Mataura Valley Milk’s nutrition plant near Gore has been offcially opened by the Minister of Agriculture, Damien O’Connor.

Its major shareholder is the China Animal Husbandry Group (CAHG), which is in partnership with New Zealand shareholders and Southland farmer shareholders.

Mataura Valley Milk’s plant is aiming to extract top value out of the region’s cows, targeting the premium nutrition market, ranging from infant formula through to the growing adult market.

“In New Zealand they might sell for $30 a can, but in some markets around the world, some people will pay up to $85 to $100 per can,” said General Manager Bernard May.

He said their vision has always been to create high value nutritional products.

“It’s taken a phenomenal effort, in excess of 900,000 hours, from a lot of people across a lot of sectors to get to where we are today,” he said.

Most of the company’s southern farmer suppliers are also shareholders, and many have defected from Fonterra, attracted by a higher payout for their milk.

In return, they’ll have to meet targets around sustainability, animal welfare, and milk quality.
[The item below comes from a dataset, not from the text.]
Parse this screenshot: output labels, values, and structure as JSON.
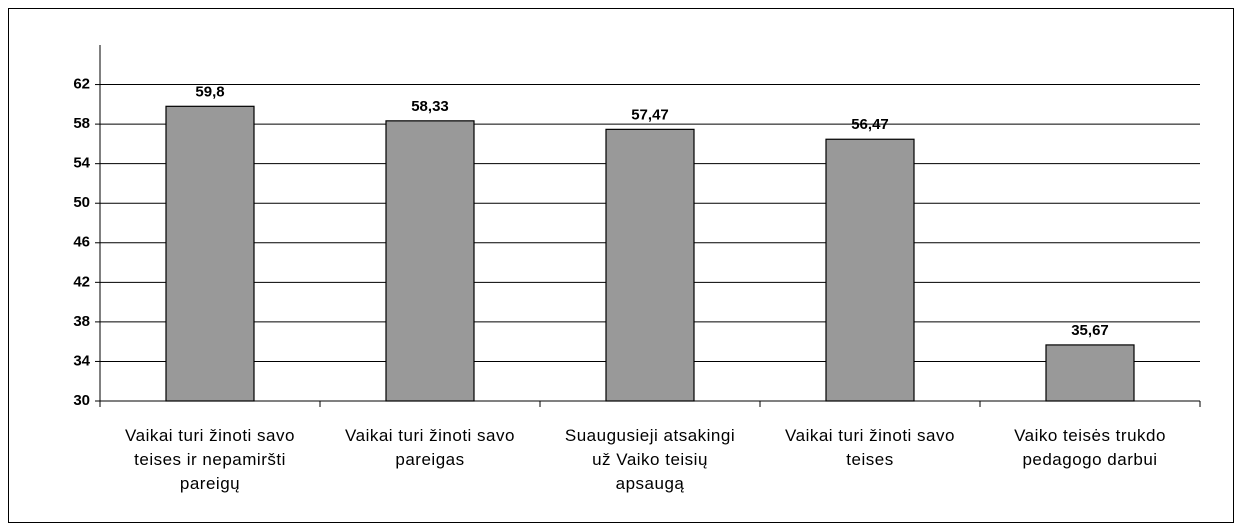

“Because they see the opportunity to have a closer relationship with the customer at the other end, they see the opportunity to gain greater reward for their milk,” said Milk Supply Manager Dave Yardley.

Meanwhile the company believes it could be a model for the dairy industry.

“We believe we have struck the right balance to achieve a successful partnership model allowing all shareholders, including farmer shareholders, to invest in the global nutrition market, benefiting everyone involved,” said Mr May.

He said the plant is running at capacity, processing about 700,000 litres of milk a day, and the first shipment of whole milk powder left in early November.

Nutritional product trials begin in mid December, with the first commercial production set down for February. A rigorous testing process follows, with first nutritional products likely to be leaving the plant in April.

The high-tech plant will also boost the Southland economy by around $90 million a year.